Phi value analysis is an experimental protein engineering method used to study the structure of the folding transition state in small protein domains that fold in a two-state manner. Since the folding transition state is by definition a transient and partially unstructured state, its structure is difficult to determine by traditional methods such as protein NMR or X-ray crystallography. In phi-value analysis, the folding kinetics and conformational folding stability of the wild-type protein are compared with those of one or more point mutants. This comparison yields a phi value that seeks to measure the mutated residue's energetic contribution to the folding transition state (and thus the degree of native structure around the mutated residue in the transition state) from the relative free energies of the unfolded state, the folded state and the transition state for the wild-type and mutant proteins.

Typically, a high fraction of the protein's residues are mutated one by one to identify clusters of residues that are well-ordered in the folded transition state. The interactions of these residues can be validated using double-mutant-cycle phi analysis, in which the effects of the single mutants are compared with those of the double mutant. In general, the mutations are conservative and replace the original residue with a smaller one (cavity-creating mutations), most commonly alanine; however, others such as tyrosine-to-phenylalanine, isoleucine-to-valine and threonine-to-serine mutations are also used. Examples of proteins that have been studied by phi value analysis include chymotrypsin inhibitor, SH3 domains, individual domains of proteins L and G, ubiquitin, and barnase.

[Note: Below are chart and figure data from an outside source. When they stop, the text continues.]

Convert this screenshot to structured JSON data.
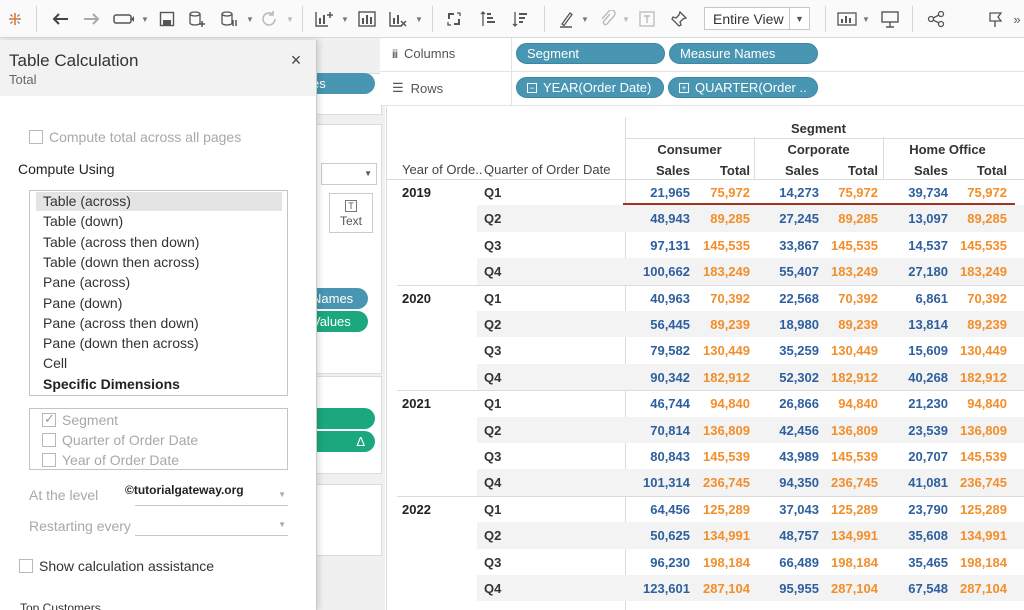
{
  "toolbar": {
    "icons": [
      "tableau-logo-icon",
      "undo-icon",
      "redo-icon",
      "replay-icon",
      "save-icon",
      "new-datasource-icon",
      "pause-updates-icon",
      "refresh-icon",
      "new-worksheet-icon",
      "duplicate-icon",
      "clear-sheet-icon",
      "swap-icon",
      "sort-ascending-icon",
      "sort-descending-icon",
      "highlight-icon",
      "group-icon",
      "label-icon",
      "pin-icon",
      "show-me-icon",
      "presentation-icon",
      "share-icon",
      "pin-icon-2"
    ],
    "fit_label": "Entire View",
    "more": "»"
  },
  "shelves": {
    "columns_label": "Columns",
    "rows_label": "Rows",
    "columns_pills": [
      "Segment",
      "Measure Names"
    ],
    "rows_pills": [
      "YEAR(Order Date)",
      "QUARTER(Order .."
    ]
  },
  "background": {
    "pill_names": "es",
    "text_button": "Text",
    "measure_names": "Names",
    "measure_values": "Values",
    "delta_icon": "Δ",
    "bottom_text": "Top Customers"
  },
  "dialog": {
    "title": "Table Calculation",
    "subtitle": "Total",
    "compute_total_label": "Compute total across all pages",
    "compute_using_label": "Compute Using",
    "options": [
      "Table (across)",
      "Table (down)",
      "Table (across then down)",
      "Table (down then across)",
      "Pane (across)",
      "Pane (down)",
      "Pane (across then down)",
      "Pane (down then across)",
      "Cell",
      "Specific Dimensions"
    ],
    "selected_option": "Table (across)",
    "dimensions": [
      {
        "label": "Segment",
        "checked": true
      },
      {
        "label": "Quarter of Order Date",
        "checked": false
      },
      {
        "label": "Year of Order Date",
        "checked": false
      }
    ],
    "at_level_label": "At the level",
    "restarting_label": "Restarting every",
    "show_assist_label": "Show calculation assistance",
    "watermark": "©tutorialgateway.org"
  },
  "table": {
    "segment_header": "Segment",
    "year_header": "Year of Orde..",
    "quarter_header": "Quarter of Order Date",
    "segments": [
      "Consumer",
      "Corporate",
      "Home Office"
    ],
    "measures": [
      "Sales",
      "Total"
    ],
    "sales_color": "#2e5f9e",
    "total_color": "#f28e2b",
    "years": [
      {
        "year": "2019",
        "quarters": [
          {
            "q": "Q1",
            "vals": [
              "21,965",
              "75,972",
              "14,273",
              "75,972",
              "39,734",
              "75,972"
            ]
          },
          {
            "q": "Q2",
            "vals": [
              "48,943",
              "89,285",
              "27,245",
              "89,285",
              "13,097",
              "89,285"
            ]
          },
          {
            "q": "Q3",
            "vals": [
              "97,131",
              "145,535",
              "33,867",
              "145,535",
              "14,537",
              "145,535"
            ]
          },
          {
            "q": "Q4",
            "vals": [
              "100,662",
              "183,249",
              "55,407",
              "183,249",
              "27,180",
              "183,249"
            ]
          }
        ]
      },
      {
        "year": "2020",
        "quarters": [
          {
            "q": "Q1",
            "vals": [
              "40,963",
              "70,392",
              "22,568",
              "70,392",
              "6,861",
              "70,392"
            ]
          },
          {
            "q": "Q2",
            "vals": [
              "56,445",
              "89,239",
              "18,980",
              "89,239",
              "13,814",
              "89,239"
            ]
          },
          {
            "q": "Q3",
            "vals": [
              "79,582",
              "130,449",
              "35,259",
              "130,449",
              "15,609",
              "130,449"
            ]
          },
          {
            "q": "Q4",
            "vals": [
              "90,342",
              "182,912",
              "52,302",
              "182,912",
              "40,268",
              "182,912"
            ]
          }
        ]
      },
      {
        "year": "2021",
        "quarters": [
          {
            "q": "Q1",
            "vals": [
              "46,744",
              "94,840",
              "26,866",
              "94,840",
              "21,230",
              "94,840"
            ]
          },
          {
            "q": "Q2",
            "vals": [
              "70,814",
              "136,809",
              "42,456",
              "136,809",
              "23,539",
              "136,809"
            ]
          },
          {
            "q": "Q3",
            "vals": [
              "80,843",
              "145,539",
              "43,989",
              "145,539",
              "20,707",
              "145,539"
            ]
          },
          {
            "q": "Q4",
            "vals": [
              "101,314",
              "236,745",
              "94,350",
              "236,745",
              "41,081",
              "236,745"
            ]
          }
        ]
      },
      {
        "year": "2022",
        "quarters": [
          {
            "q": "Q1",
            "vals": [
              "64,456",
              "125,289",
              "37,043",
              "125,289",
              "23,790",
              "125,289"
            ]
          },
          {
            "q": "Q2",
            "vals": [
              "50,625",
              "134,991",
              "48,757",
              "134,991",
              "35,608",
              "134,991"
            ]
          },
          {
            "q": "Q3",
            "vals": [
              "96,230",
              "198,184",
              "66,489",
              "198,184",
              "35,465",
              "198,184"
            ]
          },
          {
            "q": "Q4",
            "vals": [
              "123,601",
              "287,104",
              "95,955",
              "287,104",
              "67,548",
              "287,104"
            ]
          }
        ]
      }
    ]
  }
}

Phi value analysis fundamentally assumes a close relationship between structure and energy. If the energy landscape has a well-defined and relatively deep global minimum, the resemblance of a folding intermediate structure to the native state may closely correlate with the energy of that structure. However, if the energy landscape is relatively flat or has many local minima, the relationship may not hold strongly enough for free energy destabilizations to provide useful structural information. The method also assumes that the folding pathway is not significantly altered, although the folding energies may be. For nonconservative mutations this assumption might be fundamentally flawed; thus conservative substitutions are preferred, though they may yield smaller energetic destabilizations that are thus more difficult to detect experimentally. Lastly, the restriction of the phi value range as necessarily nonnegative assumes that the introduction of a mutation will not increase the stability and thus lower the energy of either the native or the transition state relative to those of the wild-type protein. Also, it is implicitly assumed that the interactions that stabilize a folding transition state are native-like in nature. Many recent studies of protein folding, however, have suggested that stabilizing non-native interactions in a folding transition state may aid in folding. An elegant example of this is given in Zarrine-Afsar et al. (2008) PNAS, where authors have demonstrated that stabilizing non-native interaction in the Fyn SH3 domain actually accelerated the folding rate of this protein.